The number of U.S. fatal drug overdoses has more than doubled in the past eight years, with about 110,000 such deaths in 2022, according to the National Institutes of Health.
The leading cause of death, by far, is fentanyl, which has gone from prescription pain reliever to a synthetic opioid furtively smuggled into the country, and consumed illicitly in pill or powder form.
Behavioral health care providers have, at least, curbed the rise of deaths and hospitalizations, after going through multiple struggles in treating fentanyl, a substance exponentially more powerful than heroin and similar opioids.
“We are going through about the fourth wave of the opioid epidemic,” Adam Bisaga, the medical director at Ophelia, a New York-headquartered company that provides telehealth treatment for opioid use disorder, or OUD, told Addiction Treatment Business. “The way we are treating people has had to change.”
Broadly, there are three ways OUD treatment has changed in recent years.
A growing acceptance of OUD medication among providers
As recently as five years ago, there was a debate about whether patients dependent on fentanyl should take a different synthetic opioid, buprenorphine, that would wean them off addiction.
But today “there is a lot less controversy over whether buprenorphine should be used,” according to Adam Scioli, medical director at Wernersville, Pennsylvania-based Caron Treatment Centers. “The discussion now is based on duration and when to discontinue.”
Fentanyl is such an addictive drug that providers find it necessary to first give patients just two milligrams a day of buprenorphine, even having patients continue to use fentanyl for the first week, Bisaga told ATB.
Afterwards, patients should take 16-24 milligrams per day of buprenorphine, both Bisaga and Scioli said, a possible jump from the FDA’s recommended 16 milligrams each day for OUD treatment.
Added buprenorphine is also the view of a National Institute of Drug Abuse study published in September that said current buprenorphine dosage levels are based on treating heroin.
Regardless of the exact medication level, a consensus has emerged that buprenorphine is a needed first step, before patients are treated for underlying psychiatric issues.

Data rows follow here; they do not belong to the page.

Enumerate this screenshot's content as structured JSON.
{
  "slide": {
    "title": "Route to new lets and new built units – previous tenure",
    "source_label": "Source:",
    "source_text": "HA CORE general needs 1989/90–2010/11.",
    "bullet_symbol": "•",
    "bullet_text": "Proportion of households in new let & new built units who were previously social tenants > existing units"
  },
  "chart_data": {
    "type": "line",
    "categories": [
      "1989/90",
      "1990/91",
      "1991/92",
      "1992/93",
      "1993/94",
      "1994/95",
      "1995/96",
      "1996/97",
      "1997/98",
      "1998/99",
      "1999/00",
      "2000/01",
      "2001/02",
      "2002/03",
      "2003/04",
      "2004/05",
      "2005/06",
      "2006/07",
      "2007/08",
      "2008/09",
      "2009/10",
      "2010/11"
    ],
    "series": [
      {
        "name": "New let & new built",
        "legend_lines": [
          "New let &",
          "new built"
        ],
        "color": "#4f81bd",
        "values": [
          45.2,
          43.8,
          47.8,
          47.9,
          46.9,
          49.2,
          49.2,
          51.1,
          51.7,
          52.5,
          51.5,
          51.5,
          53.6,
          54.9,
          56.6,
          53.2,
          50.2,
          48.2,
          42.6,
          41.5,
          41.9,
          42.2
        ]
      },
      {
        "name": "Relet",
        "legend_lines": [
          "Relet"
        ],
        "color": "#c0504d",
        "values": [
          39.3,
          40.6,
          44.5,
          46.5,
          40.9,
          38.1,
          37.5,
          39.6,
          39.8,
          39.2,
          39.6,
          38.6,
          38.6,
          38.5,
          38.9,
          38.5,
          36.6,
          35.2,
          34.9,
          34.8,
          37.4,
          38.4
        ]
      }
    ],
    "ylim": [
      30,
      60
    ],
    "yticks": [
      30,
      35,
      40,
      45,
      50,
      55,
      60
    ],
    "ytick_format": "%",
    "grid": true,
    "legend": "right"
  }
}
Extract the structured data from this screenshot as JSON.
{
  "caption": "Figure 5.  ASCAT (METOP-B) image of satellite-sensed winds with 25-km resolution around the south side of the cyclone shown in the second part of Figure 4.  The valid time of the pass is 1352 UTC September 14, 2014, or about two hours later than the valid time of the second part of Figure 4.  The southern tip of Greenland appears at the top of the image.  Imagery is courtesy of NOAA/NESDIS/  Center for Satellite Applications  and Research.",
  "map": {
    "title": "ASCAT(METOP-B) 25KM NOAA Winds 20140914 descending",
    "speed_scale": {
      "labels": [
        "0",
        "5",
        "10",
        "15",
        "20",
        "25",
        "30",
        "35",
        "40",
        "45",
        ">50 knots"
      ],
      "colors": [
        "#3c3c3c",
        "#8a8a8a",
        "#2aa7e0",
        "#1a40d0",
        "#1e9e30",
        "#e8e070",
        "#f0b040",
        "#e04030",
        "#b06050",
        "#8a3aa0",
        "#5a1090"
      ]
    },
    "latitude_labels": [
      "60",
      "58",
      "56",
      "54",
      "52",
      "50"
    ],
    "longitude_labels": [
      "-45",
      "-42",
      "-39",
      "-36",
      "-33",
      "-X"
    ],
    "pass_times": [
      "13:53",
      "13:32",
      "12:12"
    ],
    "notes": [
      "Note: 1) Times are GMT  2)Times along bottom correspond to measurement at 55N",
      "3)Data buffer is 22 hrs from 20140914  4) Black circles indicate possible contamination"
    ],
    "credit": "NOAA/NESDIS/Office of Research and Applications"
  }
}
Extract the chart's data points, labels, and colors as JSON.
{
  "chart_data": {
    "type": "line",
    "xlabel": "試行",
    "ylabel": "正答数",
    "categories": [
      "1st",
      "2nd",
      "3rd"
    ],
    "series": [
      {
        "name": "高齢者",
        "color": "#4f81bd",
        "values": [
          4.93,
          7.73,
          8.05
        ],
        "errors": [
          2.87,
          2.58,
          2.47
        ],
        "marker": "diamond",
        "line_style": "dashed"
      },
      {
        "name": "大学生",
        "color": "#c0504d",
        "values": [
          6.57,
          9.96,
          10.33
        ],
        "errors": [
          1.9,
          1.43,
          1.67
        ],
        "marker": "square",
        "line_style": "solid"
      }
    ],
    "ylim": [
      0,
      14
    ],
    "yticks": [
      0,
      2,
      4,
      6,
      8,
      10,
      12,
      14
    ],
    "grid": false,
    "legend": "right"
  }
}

“The patient can then move past addiction, and begin with the real problems they need to solve like relationships and finances,” Bisaga said.
A more active relationship with pharmacies
But if providers see buprenorphine as necessary, pharmacies are skittish.
In July, Scott Weiner, director of research at Bicycle Health, published a research letter in the Journal of the American Medical Association, regarding what U.S. pharmacies had in stock buprenorphine and naloxone, the emergency opioid antidote often under the brand name Narcan.
Weiner found that just 57% pharmacies carried the OUD drugs in stock, a finding that bolstered prior studies that pharmacies, including Walmart, worry about regulatory penalties or liability from fraudulent prescriptions or drug misuse.
“Pharmacies are scared of being sued,” Bisaga said. “We are spending a lot of money because we are calling various pharmacies.”
“One of the biggest challenges is still pharmacies,” Weiner also told ATB.
Part of pharmacist’s fear, Weiner argued, is a possible misunderstanding that the opioid crisis is being caused by misuse of prescription opioids. In fact, he said, the vast majority of OUD patients are taking fentanyl imported into the country and sold in the illegal drug market, often mixed to increase the potency of another drug.
Whatever the reason, providers are having to “weed specific pharmacies out,” Scioli said, and direct patients to carefully selected partners who have agreed to prescribe OUD medication.
Providers are trying to instill an “attitudinal shift,” Scioli said, with pharmacists.
More frequent, if remote, check-ins
Creating more touchpoints with patients has also been an important development.
“With fentanyl, the relapse rate is much higher, and there is an urgency,” Scioli said. “You need to continue to monitor the patient very closely with not just the signs they exhibit, but the symptoms they report.”
Part of the reason, Weiner said, is a lack of clarity regarding what patients are using. When patients misuse prescription drugs, it is easier to determine medication or dosage than an opioid purchased illegally, where the amount of fentanyl, and what it may be mixed with, is unclear.
At Ophelia, Bisaga said, telehealth counselors check-in a few times a week and even every day when patients begin taking buprenorphine.
Recently, the Drug Enforcement Administration extended a COVID-era change letting buprenorphine be prescribed over telehealth. Still, even if prescriptions can be made remotely, telehealth’s financial future depends on insurers.
“We have to negotiate bundle payments with insurers,” Bisaga said. “Right now, we cannot bill for three-times-a-week visits.”
Whether more frequent check-ins can be reimbursed is a looming challenge. For now, Bisaga said, patients benefit from continual “education and assurance.”